C'était une grande dame au franc-parler, libre et forte, humble et joyeuse, à l'humour débordant, à l'énergie indomptable, au courage bouleversant. Jacqueline de Romilly vient de nous quitter dans sa quatre-vingt-dix-huitième année. Avec elle, la démocratie humaniste perd sa plus ardente pédagogue ; les lettres classiques, leur plus grande avocate.

Femme de lettres, helléniste de renom, membre de l'Académie française, elle mit ses talents au service de l'humanisme et, à travers lui, de la civilisation européenne : « La Grèce ancienne n'est pas, pour nous, un modèle à retrouver ; ce qu'elle nous apporte est le principe premier, l'idéal à atteindre - en somme, l'élan qui peut aujourd'hui encore nous aider et nous unir », écrivait-elle dans l'un de ses derniers ouvrages (1).

Pour cela, il est nécessaire d'avoir une vive conscience des défis de notre époque. Surtout lorsque l'on songe aux orages du XXe siècle et à l'éclipse de la civilisation européenne sous le nazisme. Face à cela, l'Europe devait se reconstruire pour la paix en s'inspirant des valeurs et de l'idéal de la démocratie athénienne.

Les travaux de Jacqueline de Romilly ont permis de découvrir comment les Athéniens ont inventé la démocratie ainsi que la manière dont ils s'efforçaient d'en combattre les dérives : la démagogie, l'inculture, le soupçon, l'oubli du bien commun... La formation des citoyens et de la jeunesse à l'art de vivre en démocratie est donc primordiale. En cela, les Grecs anciens sont des maîtres inégalés.

L'humanisme, une conquête

Grâce à elle, nous avons redécouvert les grands textes grecs, redevenus accessibles à tous. Mais, dans le même temps, l'enseignement du grec ancien disparaissait de plus en plus des écoles ! Les jeunes générations sont donc, aujourd'hui, de plus en plus coupées des racines de la culture européenne.
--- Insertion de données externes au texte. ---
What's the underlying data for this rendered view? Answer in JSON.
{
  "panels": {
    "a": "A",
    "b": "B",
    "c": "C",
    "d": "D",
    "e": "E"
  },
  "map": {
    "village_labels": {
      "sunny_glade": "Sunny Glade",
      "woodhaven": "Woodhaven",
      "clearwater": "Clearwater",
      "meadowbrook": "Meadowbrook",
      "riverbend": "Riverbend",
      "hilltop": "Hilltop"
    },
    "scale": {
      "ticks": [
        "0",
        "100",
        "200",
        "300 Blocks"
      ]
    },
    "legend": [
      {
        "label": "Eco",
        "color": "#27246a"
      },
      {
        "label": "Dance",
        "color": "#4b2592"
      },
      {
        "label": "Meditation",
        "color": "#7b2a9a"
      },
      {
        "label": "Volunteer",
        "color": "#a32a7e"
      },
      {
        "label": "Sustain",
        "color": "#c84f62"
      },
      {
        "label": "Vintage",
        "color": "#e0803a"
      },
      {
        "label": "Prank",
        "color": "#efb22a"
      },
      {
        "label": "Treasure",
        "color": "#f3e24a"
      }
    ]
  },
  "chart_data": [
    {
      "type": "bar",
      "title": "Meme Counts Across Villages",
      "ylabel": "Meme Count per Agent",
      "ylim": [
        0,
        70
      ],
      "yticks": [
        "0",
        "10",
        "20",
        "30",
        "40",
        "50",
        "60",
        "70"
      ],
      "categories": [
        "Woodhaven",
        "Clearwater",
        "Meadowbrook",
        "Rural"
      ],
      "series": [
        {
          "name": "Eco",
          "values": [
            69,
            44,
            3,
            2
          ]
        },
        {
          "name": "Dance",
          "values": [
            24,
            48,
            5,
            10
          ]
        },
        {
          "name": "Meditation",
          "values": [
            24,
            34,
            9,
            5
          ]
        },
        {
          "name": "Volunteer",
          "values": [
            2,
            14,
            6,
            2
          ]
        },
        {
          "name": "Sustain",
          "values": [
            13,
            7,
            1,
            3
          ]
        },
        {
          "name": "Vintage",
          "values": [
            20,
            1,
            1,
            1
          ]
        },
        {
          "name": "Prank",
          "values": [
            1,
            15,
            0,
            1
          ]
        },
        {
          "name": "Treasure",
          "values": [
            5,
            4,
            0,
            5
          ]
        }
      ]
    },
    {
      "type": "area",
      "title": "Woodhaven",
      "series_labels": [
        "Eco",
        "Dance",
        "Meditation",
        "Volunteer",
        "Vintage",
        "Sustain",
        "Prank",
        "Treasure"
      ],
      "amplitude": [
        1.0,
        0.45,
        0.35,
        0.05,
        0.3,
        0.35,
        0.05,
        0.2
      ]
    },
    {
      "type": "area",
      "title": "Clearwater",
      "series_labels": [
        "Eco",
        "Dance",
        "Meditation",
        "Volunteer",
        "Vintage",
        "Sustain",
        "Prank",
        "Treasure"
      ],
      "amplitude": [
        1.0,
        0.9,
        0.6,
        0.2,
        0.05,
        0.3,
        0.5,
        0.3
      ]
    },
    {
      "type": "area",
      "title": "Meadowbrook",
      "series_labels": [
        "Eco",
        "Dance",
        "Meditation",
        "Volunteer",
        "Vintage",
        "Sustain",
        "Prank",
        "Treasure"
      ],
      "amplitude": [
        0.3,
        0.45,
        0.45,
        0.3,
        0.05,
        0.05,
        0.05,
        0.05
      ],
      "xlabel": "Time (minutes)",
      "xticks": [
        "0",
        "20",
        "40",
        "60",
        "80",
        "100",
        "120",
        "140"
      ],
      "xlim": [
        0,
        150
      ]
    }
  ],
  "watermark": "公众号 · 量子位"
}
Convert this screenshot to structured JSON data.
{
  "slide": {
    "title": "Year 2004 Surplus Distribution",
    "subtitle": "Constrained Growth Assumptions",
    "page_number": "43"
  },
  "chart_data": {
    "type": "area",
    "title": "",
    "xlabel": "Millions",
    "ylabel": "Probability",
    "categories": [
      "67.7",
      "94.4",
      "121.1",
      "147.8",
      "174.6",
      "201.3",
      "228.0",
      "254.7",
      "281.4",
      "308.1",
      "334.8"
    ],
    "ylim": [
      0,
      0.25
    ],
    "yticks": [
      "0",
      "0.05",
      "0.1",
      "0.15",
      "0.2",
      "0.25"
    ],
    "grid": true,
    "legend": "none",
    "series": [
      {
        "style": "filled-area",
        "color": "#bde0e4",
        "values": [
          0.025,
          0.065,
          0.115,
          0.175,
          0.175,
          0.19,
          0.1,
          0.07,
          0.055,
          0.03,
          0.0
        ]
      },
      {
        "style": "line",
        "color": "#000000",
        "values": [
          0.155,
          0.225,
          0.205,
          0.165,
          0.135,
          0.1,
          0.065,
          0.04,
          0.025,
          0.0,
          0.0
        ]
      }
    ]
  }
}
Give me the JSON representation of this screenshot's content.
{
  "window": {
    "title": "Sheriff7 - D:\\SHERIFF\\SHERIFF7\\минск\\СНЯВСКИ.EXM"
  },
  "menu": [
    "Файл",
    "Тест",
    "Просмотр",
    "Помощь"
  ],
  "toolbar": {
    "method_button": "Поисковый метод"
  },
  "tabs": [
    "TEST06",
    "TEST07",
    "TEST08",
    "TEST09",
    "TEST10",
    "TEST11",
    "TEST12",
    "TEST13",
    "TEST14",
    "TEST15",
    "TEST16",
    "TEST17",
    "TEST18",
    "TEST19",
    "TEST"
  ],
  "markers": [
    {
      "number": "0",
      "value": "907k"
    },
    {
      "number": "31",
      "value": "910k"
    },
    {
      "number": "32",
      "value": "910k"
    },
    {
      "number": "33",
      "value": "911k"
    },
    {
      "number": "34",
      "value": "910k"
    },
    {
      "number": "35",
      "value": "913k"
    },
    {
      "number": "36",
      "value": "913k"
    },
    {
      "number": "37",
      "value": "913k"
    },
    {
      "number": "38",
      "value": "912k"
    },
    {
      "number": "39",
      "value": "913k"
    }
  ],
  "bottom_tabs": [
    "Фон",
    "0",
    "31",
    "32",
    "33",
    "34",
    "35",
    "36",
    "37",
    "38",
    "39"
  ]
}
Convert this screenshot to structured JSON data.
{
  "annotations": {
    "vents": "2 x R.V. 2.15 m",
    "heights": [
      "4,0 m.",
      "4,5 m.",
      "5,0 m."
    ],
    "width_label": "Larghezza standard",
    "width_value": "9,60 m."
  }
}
C'est regrettable à l'âge où se forge le jugement. C'est en contradiction avec les besoins de notre époque. En particulier avec la nécessité de comprendre le sens des règles communes indispensables en démocratie pour vivre ensemble dans le respect mutuel.

C'est aussi d'une grande inconscience. L'humanisme et la liberté ne sont-ils pas une conquête de chaque génération ? Par quoi seront donc remplacées ces digues, si patiemment construites au long des siècles, pour lutter contre l'inculture, la violence et la barbarie ? Chaque génération ne doit-elle pas avoir l'humilité d'apprendre des générations précédentes pour redécouvrir les fondements de la démocratie ?

Jacqueline de Romilly était l'amie de la jeunesse, l'amie des humbles. Elle évita l'expulsion d'une jeune fille tchétchène et de sa famille. Lorsque des incendies ravagèrent la Grèce, elle lança une vaste souscription, « Un arbre pour la Grèce », afin de tisser des liens d'amitié entre les citoyens européens.

Jacqueline de Romilly était une amie d'Ouest-France et de ses lecteurs. Elle nous fit l'honneur de parrainer, avec l'association L'élan citoyen, les « appels à témoignages » de jeunes personnes racontant un beau geste de la vie quotidienne. Et, pendant une année elle collabora à dimanche ouest-france, faisant découvrir, semaine après semaine, les trésors des textes antiques.

Une grande voix s'est éteinte. Nous lui disons merci et lui rendons un dernier hommage.



(1) L'élan démocratique dans l'Athènes ancienne, Éditions de Fallois.